Songbun was created by Kim Il-sung to reward party loyalists and to isolate and inconvenience potential enemies. Songbun forced Stalinist class distinctions into a permanent hierarchy. The aristocracy and landlords were placed at the bottom, the peasants were placed higher, and at the very top were Kim’s loyalists. Eventually, the lower caste became the new farmers and miners — forced to work in North Korea’s barren, rocky landscape. The higher caste filled the bureaucracies and became the nation’s new power-brokers. Children grew up to follow their parents.
“If you were a peasant and you owned nothing, then all of a sudden you were at the top of the society,” said Bob Collins, who wrote an exhaustive songbun study released last year by the Washington-based Committee for Human Rights in North Korea. While songbun technically is not rigid and allows for caste migration, most North Koreans’ standing reflect their ancestors’ standing in the late 50s and early 60s. The North Korean ruling class are officially deemed “peasants.”
Few North Koreans are actually aware of the details of their songbun classification; most only learn of it when they come in contact with the government for housing shifts, employment, education and food rations. Ultimately, songbun represents a “glass ceiling” that many North Koreans come up against unknowingly. Many that are aware of songbun join the Worker’s Party to start the official process of caste migration. This strengthens the ruling party and solidifies control.

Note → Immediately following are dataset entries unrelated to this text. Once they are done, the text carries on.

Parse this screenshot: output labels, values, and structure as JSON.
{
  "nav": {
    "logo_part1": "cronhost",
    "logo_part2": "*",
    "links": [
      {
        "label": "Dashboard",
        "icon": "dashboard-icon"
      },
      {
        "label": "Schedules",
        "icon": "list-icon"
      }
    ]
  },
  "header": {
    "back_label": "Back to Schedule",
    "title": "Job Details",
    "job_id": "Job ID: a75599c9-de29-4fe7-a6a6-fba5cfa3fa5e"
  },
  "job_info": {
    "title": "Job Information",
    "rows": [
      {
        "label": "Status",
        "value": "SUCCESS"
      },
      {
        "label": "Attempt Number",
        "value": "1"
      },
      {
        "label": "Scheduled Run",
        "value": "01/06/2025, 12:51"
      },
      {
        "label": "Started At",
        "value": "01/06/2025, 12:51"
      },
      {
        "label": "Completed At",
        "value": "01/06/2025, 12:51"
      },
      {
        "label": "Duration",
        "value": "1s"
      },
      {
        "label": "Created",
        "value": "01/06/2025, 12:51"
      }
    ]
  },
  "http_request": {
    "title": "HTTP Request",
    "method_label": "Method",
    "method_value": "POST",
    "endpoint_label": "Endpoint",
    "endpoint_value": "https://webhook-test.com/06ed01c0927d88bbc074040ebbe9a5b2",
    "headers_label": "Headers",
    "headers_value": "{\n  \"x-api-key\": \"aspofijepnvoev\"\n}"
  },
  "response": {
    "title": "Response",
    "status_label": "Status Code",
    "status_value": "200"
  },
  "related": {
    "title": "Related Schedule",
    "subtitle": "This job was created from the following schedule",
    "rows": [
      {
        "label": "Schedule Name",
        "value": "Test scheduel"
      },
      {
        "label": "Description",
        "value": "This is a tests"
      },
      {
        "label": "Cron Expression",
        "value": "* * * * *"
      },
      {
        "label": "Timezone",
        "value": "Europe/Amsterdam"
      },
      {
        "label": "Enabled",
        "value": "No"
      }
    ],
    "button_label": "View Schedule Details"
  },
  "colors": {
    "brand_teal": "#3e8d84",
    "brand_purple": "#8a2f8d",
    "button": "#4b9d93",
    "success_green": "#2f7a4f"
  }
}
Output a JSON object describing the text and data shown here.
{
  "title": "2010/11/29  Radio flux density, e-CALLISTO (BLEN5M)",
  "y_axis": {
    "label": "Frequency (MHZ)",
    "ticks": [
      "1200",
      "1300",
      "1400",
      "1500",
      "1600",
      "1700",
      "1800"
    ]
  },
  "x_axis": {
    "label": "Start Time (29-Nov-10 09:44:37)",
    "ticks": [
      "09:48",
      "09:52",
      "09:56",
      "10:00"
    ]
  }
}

“The ‘insidious’ nature of this system surfaces when decisions are made based on the Songbun level assigned to each person after this process in completed. [Author of “Marked for Life: Songbun, North Korea’s Social Classification System” Robert] Collins provided several lucid examples. His first was that of a pregnant mother in a lower Songbun class who is suffering from malnutrition. For that mother, if she is denied access to sufficient amounts of nourishment both she and her unborn child will suffer from malnutrition. Collins added that North Koreans begin to understand this when there is denial of opportunity for their children. As parents they would be overcome with ‘regret’ and would ‘feel as if [they] are a failure.’ He shared another story of a North Korean family where their daughter had aspired to be a teacher and was fully capable of doing so, but as punishment for something her grandfather did, she was assigned to construction work.”
Moving forward
It has been reported that songbun is being used as a weapon by the DPRK. Food distribution from international relief are restricted in the countryside; many go hungry, and shipments to the three northeasternmost provinces were completely cut off during the famines of the mid-1990s. It has been argued that the DPRK uses food rationing as a means of ethnic cleansing of unwanted ethnic groups.

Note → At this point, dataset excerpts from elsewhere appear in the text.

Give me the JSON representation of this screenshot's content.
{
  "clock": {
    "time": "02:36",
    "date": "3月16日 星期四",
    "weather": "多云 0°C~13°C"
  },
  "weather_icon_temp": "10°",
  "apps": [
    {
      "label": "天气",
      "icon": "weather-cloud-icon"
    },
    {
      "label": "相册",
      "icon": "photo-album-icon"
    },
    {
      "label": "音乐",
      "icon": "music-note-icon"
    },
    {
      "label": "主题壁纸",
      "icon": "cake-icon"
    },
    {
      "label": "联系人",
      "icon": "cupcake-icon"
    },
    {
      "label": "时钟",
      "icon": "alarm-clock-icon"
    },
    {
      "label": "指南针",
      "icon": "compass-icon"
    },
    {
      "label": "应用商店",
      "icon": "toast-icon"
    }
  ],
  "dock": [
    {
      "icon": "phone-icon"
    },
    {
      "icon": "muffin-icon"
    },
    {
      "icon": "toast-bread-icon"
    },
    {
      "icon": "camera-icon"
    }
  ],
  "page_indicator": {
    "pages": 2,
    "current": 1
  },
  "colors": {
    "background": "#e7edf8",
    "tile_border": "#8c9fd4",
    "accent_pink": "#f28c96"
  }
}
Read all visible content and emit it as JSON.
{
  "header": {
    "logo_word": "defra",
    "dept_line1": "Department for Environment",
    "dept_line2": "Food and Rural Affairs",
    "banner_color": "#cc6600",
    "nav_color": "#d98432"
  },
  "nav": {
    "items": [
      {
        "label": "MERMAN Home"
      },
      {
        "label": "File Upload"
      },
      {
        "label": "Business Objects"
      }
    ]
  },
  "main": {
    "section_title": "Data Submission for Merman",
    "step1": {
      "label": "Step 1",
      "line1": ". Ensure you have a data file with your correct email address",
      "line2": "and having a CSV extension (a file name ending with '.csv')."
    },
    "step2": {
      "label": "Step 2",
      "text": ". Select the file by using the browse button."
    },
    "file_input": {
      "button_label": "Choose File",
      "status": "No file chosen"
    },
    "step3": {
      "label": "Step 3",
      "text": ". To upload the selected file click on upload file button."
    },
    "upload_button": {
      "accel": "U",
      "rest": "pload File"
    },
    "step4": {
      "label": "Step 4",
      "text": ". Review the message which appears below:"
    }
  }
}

“My family was in the lowest of the lowest level,” said one North Korean former coal miner who fled to South Korea in 2006. “Someone from the state was always watching what we were saying, watching what we were doing … The state treated us as if they were doing us a favor simply by allowing us to live.”

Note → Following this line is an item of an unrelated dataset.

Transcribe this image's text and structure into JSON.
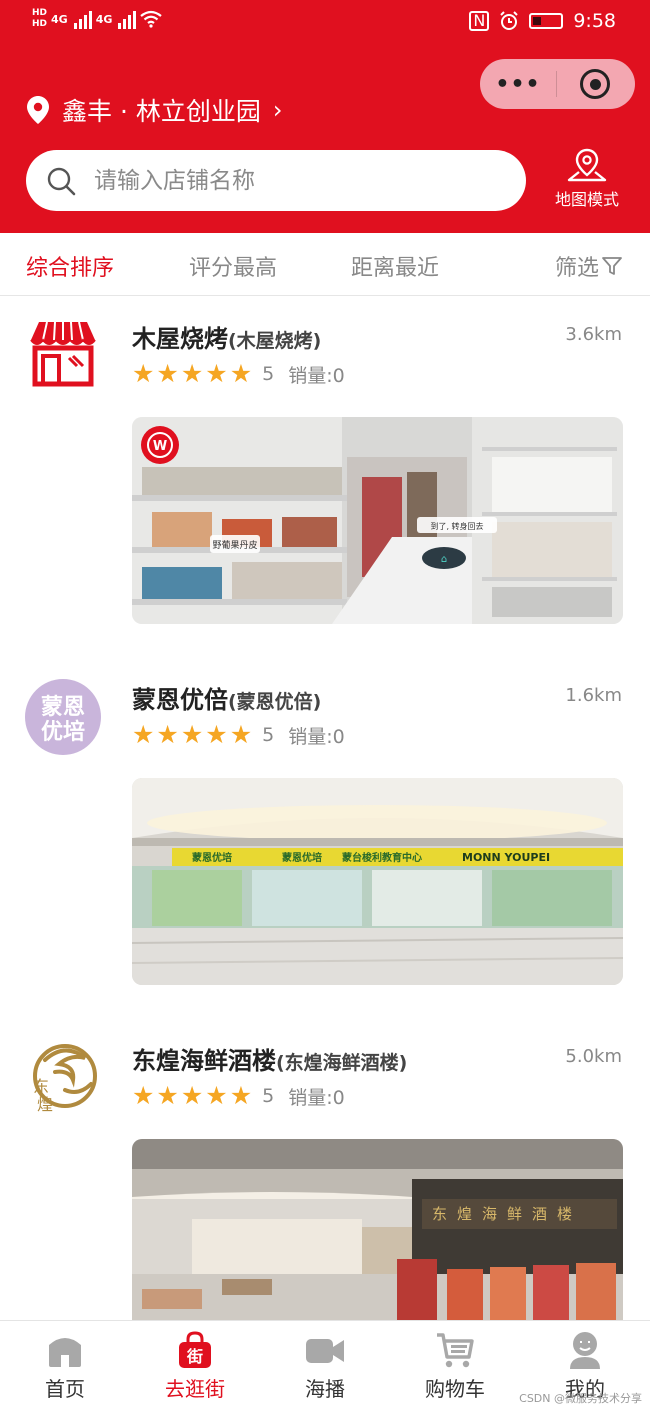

Despite all of this, a small consumer class is forming in North Korea. With a per capita gross domestic product of $1,800, the elite still control the wealth of North Korea, but it is now possible for a low-songbun individual to buy his way into a good job, educational opportunities or better housing.
Government-approved informal markets are emerging, and while the government occasionally cracks down on them, they offer North Koreans a chance for life outside DPRK control. Ultimately, if there is hope for North Koreans, it is in the idea that one day, they will get to choose how to live their own lives.
“There’s one place where songbun doesn’t matter, and that’s in business,” said a defected North Korean soldier who fled to South Korea after a prison stint, and who now lives in a working-class apartment building on the fringes of Seoul. “Songbun means nothing to people who want to make money.”